Cyber threats continue to evolve, and staying ahead requires vigilance and the right security measures. At CyberStreams, we have always prioritized real-world value over unnecessary upsells. That’s why we’ve been selective about the security solutions we integrate into our Business Technology Optimization platform. Recently, we partnered with a service provider offering real-time protection for Microsoft 365, Azure Active Directory, and Entra ID. This decision quickly proved its worth when an attempted breach nearly escalated—until it was stopped in its tracks.

Why CyberStreams Chose Real-Time Protection

Many security services flood the market with generic offerings, often designed more for profit than protection. CyberStreams takes a different approach. We only implement tools that provide genuine security benefits without inflating costs. This philosophy led us to our new security partner, who immediately began identifying active threats and shutting down incidents before damage could occur.

One such incident highlighted the sophistication of a particularly stealthy threat actor: Piercing Hornet. Unlike many cybercriminals who rely on brute-force tactics like password spraying, Piercing Hornet operates with precision, minimizing noise to evade detection. Their tactics are deliberate, calculated, and highly effective.

How Piercing Hornet Attacks

During an incident investigation, our security partner traced multiple attacks to Piercing Hornet, a threat group that had previously been observed in other environments.

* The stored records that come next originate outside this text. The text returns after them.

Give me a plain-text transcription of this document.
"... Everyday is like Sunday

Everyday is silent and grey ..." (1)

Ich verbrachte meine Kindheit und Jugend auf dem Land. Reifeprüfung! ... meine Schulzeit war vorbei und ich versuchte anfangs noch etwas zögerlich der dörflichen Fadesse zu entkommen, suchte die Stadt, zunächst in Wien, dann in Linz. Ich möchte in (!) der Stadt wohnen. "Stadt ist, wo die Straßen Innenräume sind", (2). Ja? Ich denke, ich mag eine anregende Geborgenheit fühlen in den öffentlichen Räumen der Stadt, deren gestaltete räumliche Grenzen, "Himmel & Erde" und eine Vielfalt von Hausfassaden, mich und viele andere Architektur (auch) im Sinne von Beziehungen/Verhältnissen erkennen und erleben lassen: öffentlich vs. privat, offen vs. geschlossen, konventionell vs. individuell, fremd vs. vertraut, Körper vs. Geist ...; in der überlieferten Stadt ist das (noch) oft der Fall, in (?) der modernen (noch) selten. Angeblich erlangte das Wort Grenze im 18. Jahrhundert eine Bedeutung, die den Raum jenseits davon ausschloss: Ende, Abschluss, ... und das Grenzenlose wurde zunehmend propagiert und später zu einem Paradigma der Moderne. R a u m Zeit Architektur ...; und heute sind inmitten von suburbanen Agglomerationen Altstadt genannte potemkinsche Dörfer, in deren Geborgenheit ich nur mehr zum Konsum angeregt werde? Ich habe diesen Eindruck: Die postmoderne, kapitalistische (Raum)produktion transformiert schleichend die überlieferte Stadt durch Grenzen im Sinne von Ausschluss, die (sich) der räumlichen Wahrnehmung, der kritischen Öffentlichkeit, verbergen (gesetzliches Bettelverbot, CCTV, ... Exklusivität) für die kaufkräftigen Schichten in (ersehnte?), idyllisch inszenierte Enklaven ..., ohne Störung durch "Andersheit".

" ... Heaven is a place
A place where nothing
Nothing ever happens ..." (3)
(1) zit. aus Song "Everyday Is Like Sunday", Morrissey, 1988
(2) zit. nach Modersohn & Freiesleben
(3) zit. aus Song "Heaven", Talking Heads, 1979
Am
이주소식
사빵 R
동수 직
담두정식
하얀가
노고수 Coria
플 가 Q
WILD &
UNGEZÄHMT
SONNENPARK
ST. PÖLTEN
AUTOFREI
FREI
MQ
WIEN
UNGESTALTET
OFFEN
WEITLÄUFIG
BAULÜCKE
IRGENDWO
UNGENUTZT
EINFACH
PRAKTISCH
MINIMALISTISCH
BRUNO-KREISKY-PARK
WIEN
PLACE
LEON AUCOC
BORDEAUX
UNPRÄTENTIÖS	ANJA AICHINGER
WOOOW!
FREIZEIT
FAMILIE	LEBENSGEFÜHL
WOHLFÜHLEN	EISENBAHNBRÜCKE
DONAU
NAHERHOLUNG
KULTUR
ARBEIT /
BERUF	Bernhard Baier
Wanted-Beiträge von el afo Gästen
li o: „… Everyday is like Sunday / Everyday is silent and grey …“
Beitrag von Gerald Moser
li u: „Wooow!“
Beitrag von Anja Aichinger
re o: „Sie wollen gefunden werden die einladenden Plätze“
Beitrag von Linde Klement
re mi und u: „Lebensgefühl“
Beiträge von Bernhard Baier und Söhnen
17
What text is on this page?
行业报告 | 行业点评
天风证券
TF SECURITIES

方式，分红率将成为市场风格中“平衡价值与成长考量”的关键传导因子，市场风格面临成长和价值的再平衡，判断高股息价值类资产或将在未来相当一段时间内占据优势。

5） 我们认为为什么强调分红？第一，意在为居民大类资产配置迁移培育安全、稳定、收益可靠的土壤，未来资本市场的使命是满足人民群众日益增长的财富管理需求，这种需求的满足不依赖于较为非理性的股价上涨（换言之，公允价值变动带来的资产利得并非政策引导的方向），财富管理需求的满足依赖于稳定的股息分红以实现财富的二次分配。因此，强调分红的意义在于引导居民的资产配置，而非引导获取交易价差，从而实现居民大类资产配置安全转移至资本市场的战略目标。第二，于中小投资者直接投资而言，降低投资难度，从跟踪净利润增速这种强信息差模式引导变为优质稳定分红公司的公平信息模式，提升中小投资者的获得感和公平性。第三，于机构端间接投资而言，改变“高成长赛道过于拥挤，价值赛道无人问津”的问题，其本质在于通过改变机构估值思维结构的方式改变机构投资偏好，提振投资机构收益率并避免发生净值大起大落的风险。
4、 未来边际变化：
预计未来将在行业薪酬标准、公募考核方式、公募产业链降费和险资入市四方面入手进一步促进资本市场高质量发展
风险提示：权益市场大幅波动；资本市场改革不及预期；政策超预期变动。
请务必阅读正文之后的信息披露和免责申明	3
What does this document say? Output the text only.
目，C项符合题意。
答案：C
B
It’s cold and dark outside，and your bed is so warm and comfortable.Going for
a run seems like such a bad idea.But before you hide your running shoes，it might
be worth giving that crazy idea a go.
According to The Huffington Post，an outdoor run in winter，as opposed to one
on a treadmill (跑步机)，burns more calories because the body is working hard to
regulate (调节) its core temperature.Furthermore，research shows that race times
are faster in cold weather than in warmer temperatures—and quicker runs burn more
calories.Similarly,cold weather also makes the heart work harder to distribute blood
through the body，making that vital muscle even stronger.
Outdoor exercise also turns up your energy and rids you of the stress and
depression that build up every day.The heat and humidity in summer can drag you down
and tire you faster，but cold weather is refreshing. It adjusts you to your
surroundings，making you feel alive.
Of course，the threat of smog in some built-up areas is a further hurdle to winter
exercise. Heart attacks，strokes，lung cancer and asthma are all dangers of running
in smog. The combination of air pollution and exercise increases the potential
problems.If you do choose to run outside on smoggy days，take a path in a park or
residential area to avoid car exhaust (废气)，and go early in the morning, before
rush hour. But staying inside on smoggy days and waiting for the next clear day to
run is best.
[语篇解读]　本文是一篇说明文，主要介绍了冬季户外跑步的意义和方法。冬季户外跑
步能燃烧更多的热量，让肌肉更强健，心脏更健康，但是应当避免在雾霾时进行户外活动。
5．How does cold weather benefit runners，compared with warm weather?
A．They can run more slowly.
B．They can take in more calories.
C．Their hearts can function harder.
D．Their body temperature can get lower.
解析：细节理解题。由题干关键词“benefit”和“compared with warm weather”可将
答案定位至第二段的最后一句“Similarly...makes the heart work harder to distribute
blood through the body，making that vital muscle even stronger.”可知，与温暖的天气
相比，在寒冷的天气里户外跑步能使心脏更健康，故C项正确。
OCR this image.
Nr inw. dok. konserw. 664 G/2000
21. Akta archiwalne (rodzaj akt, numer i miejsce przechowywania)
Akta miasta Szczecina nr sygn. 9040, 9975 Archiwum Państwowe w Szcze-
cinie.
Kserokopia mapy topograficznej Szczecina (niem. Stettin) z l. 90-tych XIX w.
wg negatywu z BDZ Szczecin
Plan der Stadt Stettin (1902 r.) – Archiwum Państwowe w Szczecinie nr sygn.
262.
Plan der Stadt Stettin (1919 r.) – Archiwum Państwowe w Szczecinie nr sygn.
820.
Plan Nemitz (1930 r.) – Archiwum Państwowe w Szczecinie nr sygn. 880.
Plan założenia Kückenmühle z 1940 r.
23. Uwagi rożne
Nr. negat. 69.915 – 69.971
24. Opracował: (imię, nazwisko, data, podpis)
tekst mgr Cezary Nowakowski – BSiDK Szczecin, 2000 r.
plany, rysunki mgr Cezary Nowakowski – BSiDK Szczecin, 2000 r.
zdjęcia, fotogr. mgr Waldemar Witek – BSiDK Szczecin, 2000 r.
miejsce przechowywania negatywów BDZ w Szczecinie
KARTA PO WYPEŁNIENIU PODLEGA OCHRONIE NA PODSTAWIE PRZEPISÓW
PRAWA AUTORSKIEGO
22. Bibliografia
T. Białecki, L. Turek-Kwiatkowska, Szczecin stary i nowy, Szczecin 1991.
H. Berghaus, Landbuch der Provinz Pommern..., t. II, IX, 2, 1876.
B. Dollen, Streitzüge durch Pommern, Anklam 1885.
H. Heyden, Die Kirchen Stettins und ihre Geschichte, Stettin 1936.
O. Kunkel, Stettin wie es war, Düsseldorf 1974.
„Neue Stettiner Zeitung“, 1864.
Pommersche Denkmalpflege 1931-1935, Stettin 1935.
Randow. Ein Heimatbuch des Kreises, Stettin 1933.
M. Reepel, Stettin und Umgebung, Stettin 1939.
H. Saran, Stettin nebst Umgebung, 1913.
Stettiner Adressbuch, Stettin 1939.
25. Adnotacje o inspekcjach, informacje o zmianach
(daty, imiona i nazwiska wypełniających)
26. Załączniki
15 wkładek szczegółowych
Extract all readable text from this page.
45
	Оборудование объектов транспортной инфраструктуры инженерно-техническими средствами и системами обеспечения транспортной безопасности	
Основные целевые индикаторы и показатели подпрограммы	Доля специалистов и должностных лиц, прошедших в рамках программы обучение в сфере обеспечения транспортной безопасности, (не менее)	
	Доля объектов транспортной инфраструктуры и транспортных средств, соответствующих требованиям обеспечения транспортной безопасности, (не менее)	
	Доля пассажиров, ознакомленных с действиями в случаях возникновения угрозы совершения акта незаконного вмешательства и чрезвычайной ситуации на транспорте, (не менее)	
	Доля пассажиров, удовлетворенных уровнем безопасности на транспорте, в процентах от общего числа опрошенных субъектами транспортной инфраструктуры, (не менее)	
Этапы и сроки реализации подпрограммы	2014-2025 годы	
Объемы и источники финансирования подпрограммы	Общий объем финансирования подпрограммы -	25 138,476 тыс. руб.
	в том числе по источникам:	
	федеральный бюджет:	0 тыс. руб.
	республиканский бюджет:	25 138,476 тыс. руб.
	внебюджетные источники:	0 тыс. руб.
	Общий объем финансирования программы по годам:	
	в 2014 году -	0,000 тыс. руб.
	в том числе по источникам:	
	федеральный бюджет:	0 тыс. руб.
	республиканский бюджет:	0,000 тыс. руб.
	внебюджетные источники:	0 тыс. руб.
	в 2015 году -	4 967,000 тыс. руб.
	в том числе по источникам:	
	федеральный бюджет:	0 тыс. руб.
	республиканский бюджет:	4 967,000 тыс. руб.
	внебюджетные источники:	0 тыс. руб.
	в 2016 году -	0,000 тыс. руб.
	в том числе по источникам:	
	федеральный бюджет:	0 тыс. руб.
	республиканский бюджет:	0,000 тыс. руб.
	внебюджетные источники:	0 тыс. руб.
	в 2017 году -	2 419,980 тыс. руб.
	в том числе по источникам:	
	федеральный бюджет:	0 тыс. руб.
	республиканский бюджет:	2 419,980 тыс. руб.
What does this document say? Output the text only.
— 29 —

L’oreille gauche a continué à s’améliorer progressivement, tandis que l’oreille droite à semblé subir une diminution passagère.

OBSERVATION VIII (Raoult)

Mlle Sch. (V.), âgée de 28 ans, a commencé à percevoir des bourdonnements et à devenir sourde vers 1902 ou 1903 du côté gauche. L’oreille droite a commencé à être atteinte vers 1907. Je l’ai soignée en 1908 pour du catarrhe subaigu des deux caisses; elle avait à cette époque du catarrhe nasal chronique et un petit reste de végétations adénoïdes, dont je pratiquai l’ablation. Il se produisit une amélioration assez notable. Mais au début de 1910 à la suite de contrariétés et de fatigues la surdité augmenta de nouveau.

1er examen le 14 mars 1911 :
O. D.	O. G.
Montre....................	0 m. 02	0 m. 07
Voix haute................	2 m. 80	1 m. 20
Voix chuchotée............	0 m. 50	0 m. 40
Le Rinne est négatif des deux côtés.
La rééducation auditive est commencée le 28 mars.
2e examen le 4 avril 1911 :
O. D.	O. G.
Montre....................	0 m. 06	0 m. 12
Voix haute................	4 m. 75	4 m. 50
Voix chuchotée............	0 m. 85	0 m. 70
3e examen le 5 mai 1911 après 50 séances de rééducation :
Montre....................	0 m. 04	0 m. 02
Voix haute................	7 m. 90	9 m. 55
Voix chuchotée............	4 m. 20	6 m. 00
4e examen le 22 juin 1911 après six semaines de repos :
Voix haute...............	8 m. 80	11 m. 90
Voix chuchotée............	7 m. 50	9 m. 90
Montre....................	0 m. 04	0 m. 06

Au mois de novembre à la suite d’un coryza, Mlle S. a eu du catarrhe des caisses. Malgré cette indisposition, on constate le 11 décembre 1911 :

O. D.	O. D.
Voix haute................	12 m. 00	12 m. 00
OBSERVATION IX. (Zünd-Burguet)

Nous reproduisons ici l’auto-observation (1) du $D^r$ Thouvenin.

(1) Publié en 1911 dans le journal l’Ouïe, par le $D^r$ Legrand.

Their strategy involves remaining undetected for as long as possible, avoiding common red flags that trigger security alerts.

This particular attack demonstrated their level of sophistication:

• A targeted adversary, likely human-driven and based in the U.S., directly pursued a client’s staff.

• Their stealthy approach suggested future attempts to escalate privileges and spear-phish financial managers.

• If successful, this attack could have rapidly spread, becoming exponentially harder to contain.

Breaking Down the Attack

Threat Overview

• Attack vector: AiTM (Adversary in The Middle) phishing attack.

• Method: Stolen credentials via an automated phishing toolkit.

• Execution: Immediate login using a datacenter IP, followed by pivoting into the Exchange mailbox via a proxy IP to evade detection.

• Action: Urgent credential rotation and session revocation were necessary.

Attack Timeline

• 1/14/25 @ 8:18 PM – Failed Login Attempt.

• 1/14/25 @ 8:19 PM – Successful Login.

• 1/14/25 @ 8:24 PM – Threat Detected.

• 1/14/25 @ 8:27 PM – Active Sessions Terminated.

• 1/14/25 @ 8:27 PM – Account Locked, Threat Mitigated.

Who is Piercing Hornet?

This adversary is known to use automated phishing toolkits to steal a user's password and MFA credentials. They then immediately log into the account using a datacenter IP address and pivot into the user's Exchange mailbox with a proxy IP in an attempt to evade detection. They stealthily target users and have a high success rate despite producing very little noise or failed login attempts.

Conclusion

Cybersecurity isn’t just about responding to threats—it’s about staying ahead of them. The incident involving Piercing Hornet reinforces the importance of proactive security measures and real-time threat detection. Attackers are becoming more sophisticated, but with the right defenses, even the most advanced threats can be neutralized before they cause harm.

At CyberStreams, we remain committed to implementing only the most effective security solutions. If your organization isn’t already leveraging real-time protection against sophisticated actors like Piercing Hornet, now is the time to reconsider your security approach. The cyber threat landscape isn’t slowing down—and neither are we.